The State of U.S. Education (And the Power of Walter Cronkite)
A new documentary, scheduled to air Monday, will examine how U.S. schools stack up against those of foreign countries, like China and Finland, in subjects like math and science and in meeting goals such as keeping students in school through graduation.
The PBS program is titled "Where We Stand: America's Schools in the 21st Century."
It takes its name from a Walter Cronkite program that aired 50 years ago, shortly after the Soviets shocked us Yanks with the launch of the Sputnik satellite. The producers of the new PBS program say the Cronkite show "is often credited with mobilizing the country and spawning a major investment in science and technology that got the nation to the moon 10 years later."
I wasn't around in 1957, so I have no way of knowing whether that last line is on-point or a grand exaggeration. But then again, we're talking about Walter Cronkite here, the newsman/icon. And who among us doubts the power of television?
Hosted by longtime TV journalist Judy Woodruff, the program will focus in on four schools in Ohio, in the Cincinnati and Columbus areas and the town of Belpre. The program's publicists say it will examine the challenges facing U.S. schools by telling the stories of students, parents, teachers and administrators. Those profiled on the show include Bin Che, an educator from China who teaches Mandarin in rural Ohio; Anne Kuittinen, a Finnish exchange student denied credit from her school in Finland for the work she did while studying in the United States; Cherese Clark, principal of a high-poverty urban school struggling to raise low test scores; and Guadalupe Medina, a student at an experimental science, technology, engineering and math school, who completed her high school requirements in two years.
The question of whether U.S. schools are falling behind those in high-performing foreign nations has lit a fire under public officials over the past few years.The show's executive producer, Ronald Thorpe, said in a press statement that its creators purposely chose to highlight Ohio because it's a presidential battleground state which reveals "both the promise and challenge of educating diverse populations.

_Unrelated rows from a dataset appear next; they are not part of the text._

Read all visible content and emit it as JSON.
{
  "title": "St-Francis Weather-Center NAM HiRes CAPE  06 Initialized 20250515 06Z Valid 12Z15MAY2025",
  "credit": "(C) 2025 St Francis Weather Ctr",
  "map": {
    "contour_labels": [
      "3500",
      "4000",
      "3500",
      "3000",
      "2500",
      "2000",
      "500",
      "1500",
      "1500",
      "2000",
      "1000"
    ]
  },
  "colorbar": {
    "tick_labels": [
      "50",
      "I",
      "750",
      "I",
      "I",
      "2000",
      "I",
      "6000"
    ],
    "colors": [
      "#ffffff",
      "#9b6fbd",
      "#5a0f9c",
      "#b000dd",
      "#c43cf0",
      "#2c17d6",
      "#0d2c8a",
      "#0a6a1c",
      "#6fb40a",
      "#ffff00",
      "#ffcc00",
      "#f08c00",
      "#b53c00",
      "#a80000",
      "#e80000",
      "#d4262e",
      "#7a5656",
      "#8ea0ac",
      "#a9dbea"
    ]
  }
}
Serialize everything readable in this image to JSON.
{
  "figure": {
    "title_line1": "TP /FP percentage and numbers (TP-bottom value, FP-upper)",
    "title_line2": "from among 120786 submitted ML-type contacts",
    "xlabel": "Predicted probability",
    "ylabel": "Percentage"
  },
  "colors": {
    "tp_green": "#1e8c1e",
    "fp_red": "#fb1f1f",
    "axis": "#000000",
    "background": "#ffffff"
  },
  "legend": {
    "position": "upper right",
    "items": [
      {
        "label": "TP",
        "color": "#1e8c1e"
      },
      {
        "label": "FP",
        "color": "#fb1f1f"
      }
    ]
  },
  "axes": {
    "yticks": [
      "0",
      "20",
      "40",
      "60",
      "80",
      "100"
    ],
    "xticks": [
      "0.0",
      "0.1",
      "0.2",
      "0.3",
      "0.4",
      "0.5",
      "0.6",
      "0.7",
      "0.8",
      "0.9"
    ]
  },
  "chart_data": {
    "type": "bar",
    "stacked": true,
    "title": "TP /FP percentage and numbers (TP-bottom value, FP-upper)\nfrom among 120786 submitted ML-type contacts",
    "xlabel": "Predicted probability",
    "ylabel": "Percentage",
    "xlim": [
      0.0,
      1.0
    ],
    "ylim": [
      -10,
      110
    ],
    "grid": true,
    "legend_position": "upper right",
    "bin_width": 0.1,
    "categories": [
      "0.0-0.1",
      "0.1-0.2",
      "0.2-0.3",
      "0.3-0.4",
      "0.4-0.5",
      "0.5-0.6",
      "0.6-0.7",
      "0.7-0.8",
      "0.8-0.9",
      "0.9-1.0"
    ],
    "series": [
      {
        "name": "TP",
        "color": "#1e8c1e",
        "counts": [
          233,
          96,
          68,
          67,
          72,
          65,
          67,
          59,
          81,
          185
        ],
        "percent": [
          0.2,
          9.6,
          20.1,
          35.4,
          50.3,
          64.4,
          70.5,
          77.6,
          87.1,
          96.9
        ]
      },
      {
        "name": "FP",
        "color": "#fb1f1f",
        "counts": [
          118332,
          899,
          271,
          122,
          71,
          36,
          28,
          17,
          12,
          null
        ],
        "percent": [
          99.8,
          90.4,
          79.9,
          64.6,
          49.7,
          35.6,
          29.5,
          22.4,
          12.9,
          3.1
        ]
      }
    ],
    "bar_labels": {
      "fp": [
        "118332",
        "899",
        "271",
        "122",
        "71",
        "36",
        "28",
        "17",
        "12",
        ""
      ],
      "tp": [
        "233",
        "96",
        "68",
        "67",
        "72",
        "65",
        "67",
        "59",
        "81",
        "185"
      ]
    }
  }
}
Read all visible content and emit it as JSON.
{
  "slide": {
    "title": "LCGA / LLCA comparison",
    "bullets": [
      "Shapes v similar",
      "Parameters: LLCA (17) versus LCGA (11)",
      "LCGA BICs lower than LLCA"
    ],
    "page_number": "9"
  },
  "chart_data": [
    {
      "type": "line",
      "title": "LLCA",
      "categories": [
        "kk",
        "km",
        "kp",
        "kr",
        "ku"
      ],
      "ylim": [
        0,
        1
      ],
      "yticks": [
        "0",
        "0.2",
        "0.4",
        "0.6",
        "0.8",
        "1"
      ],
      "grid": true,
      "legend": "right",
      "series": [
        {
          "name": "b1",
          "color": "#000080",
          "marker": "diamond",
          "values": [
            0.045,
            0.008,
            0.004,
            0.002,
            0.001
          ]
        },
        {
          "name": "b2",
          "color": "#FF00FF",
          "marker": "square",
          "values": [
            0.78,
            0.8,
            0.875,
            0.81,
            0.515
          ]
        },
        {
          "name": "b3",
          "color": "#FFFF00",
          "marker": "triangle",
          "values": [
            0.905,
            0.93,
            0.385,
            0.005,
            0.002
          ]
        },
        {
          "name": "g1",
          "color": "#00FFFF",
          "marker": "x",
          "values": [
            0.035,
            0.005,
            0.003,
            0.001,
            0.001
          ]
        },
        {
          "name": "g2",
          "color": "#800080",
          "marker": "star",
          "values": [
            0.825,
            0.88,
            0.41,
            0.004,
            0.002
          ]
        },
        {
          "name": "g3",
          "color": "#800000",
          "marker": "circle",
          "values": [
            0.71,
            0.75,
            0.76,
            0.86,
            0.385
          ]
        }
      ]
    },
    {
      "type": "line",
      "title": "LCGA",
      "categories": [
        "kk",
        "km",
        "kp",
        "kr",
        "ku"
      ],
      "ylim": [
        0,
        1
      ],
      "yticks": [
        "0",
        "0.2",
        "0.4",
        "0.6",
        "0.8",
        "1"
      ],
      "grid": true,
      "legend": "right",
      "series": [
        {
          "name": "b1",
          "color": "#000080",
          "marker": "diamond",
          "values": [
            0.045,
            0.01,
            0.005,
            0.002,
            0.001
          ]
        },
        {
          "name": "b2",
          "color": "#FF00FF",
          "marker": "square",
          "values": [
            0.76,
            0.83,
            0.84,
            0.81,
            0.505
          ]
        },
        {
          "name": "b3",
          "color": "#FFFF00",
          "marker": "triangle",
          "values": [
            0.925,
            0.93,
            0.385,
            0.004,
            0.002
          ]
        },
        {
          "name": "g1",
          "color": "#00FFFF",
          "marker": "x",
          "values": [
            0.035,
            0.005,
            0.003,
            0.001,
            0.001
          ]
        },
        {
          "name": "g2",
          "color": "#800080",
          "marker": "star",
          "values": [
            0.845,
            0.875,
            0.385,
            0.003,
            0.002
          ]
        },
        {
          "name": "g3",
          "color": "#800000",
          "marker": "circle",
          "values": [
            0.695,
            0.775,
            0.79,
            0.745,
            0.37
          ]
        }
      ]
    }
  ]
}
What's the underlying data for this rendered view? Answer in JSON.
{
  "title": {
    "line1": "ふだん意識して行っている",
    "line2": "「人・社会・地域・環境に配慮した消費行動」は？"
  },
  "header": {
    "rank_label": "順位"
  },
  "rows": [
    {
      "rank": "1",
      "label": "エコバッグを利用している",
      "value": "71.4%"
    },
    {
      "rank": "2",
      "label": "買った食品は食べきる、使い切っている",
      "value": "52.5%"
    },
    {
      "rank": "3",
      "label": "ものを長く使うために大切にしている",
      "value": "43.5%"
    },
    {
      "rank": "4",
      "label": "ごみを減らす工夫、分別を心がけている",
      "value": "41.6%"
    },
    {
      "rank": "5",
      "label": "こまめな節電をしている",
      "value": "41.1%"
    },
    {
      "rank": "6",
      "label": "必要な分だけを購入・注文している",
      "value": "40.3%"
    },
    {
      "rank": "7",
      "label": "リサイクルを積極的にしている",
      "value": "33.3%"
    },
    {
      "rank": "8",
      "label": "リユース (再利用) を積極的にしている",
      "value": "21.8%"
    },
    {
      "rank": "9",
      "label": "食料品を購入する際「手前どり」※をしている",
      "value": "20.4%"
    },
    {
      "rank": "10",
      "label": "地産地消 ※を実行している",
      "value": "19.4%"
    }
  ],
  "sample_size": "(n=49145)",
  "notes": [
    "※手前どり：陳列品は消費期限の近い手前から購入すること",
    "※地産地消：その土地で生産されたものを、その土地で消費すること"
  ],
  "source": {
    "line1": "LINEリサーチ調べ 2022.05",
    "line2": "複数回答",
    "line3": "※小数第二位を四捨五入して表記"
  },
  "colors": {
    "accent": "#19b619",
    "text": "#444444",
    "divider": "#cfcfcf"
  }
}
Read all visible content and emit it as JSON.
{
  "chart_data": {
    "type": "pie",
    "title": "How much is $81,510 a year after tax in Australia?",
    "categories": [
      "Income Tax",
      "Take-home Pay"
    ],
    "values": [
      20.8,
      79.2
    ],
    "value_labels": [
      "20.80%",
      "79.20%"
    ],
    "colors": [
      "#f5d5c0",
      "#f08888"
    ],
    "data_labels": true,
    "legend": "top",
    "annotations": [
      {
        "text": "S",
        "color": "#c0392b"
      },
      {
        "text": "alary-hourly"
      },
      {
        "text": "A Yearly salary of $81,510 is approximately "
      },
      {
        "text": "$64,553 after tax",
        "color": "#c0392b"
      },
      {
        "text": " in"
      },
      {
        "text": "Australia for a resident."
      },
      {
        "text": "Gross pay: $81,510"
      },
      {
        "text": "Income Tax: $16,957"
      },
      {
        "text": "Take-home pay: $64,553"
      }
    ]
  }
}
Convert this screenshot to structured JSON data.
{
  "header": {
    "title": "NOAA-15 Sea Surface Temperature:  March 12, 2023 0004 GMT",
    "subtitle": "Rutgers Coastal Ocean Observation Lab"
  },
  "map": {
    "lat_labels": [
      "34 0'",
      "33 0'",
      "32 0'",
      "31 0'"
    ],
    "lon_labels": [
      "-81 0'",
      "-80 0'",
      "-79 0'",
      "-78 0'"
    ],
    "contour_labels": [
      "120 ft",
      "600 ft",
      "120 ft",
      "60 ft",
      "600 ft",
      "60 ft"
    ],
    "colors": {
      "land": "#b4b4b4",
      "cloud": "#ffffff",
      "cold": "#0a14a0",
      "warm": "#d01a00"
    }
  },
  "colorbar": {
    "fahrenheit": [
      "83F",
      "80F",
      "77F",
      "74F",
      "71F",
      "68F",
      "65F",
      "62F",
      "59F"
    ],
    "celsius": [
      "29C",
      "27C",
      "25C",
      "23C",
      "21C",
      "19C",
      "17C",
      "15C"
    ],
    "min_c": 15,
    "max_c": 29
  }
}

It also illustrates the fact that our position in relationship to other industrialized nations is not encouraging.”
The show will also feature interviews with education-policy types, such as Checker Finn, Rick Hess, and Michael Rebell, as well as Geoffrey Canada, President of the Harlem Children’s Zone and John Wilson, the National Education Association' executive director, among many others.
"Where We Stand" will hit the air at 10 p.m. east-coast time on Monday, Sept. 15.